Flashback: After the 1906 earthquake, San Francisco leaders wanted to move Chinatown to the southern outskirts, Yeung said.

  • The city deemed Chinatown’s real estate “too valuable” for a non-white community, Yeung said.
  • Chinatown community members responded by rebuilding the area “faster than virtually any other community in the city and doing it in a way that I think left a very distinct physical impression that you are entering Chinatown.” Yeung said.

In the 1960s and 70sSan Francisco’s Chinatown faced the threat of a redevelopment that decimated the predominantly black Fillmore neighborhood.

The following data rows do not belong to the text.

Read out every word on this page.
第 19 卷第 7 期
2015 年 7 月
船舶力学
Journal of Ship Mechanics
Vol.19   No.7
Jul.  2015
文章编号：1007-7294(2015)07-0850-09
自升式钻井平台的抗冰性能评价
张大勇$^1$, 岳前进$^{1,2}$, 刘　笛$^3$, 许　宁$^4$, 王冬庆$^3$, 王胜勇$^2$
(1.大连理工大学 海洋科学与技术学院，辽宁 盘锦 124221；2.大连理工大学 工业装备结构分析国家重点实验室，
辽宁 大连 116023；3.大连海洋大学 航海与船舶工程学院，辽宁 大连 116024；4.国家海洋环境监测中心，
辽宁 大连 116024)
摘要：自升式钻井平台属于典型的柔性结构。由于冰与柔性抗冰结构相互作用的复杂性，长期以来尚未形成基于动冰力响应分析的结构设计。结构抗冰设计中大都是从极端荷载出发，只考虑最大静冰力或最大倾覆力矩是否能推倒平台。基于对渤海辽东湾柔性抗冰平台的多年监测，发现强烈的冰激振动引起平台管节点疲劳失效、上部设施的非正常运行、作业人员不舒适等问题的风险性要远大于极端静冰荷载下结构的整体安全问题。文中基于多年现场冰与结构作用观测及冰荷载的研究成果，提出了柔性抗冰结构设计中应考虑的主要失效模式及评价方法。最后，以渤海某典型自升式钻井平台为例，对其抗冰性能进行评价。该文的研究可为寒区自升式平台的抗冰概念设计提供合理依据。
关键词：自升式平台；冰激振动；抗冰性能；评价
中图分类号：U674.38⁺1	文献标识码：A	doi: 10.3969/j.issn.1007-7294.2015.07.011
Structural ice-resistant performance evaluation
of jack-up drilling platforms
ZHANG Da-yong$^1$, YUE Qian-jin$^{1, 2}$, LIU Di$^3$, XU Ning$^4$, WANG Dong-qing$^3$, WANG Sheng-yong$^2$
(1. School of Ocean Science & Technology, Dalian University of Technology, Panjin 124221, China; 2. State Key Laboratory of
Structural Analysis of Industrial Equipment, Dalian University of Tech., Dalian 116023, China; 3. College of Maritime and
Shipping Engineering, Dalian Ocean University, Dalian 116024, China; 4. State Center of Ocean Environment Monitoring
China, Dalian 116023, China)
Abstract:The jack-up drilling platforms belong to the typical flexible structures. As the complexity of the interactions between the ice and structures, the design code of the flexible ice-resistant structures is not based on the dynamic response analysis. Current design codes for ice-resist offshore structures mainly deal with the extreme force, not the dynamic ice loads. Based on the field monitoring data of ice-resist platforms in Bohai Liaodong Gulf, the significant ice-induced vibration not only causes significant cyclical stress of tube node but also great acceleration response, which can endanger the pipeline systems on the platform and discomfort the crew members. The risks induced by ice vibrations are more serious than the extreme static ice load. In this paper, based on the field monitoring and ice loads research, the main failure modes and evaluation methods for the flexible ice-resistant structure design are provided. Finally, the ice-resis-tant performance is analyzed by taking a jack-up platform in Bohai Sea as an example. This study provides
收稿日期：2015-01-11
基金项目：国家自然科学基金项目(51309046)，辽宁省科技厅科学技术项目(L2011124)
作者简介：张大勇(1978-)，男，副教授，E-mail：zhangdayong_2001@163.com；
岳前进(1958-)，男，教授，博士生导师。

  • In what was then called Manilatown, redevelopment involved one-bedroom buildings in what is now the Financial District “systematically demolished and replaced” and those buildings replaced with high-rises, he said.
  • They “went to the limit of Chinatown, so as a community we’re incredibly aware that redevelopment could essentially wipe out that community,” Yeung said.

The final result: Yeung said that while the city works to revitalize a downtown area that has recovered from the pandemic, Chinatown must resist efforts that “potentially gentrify Chinatown away from Chinatown.”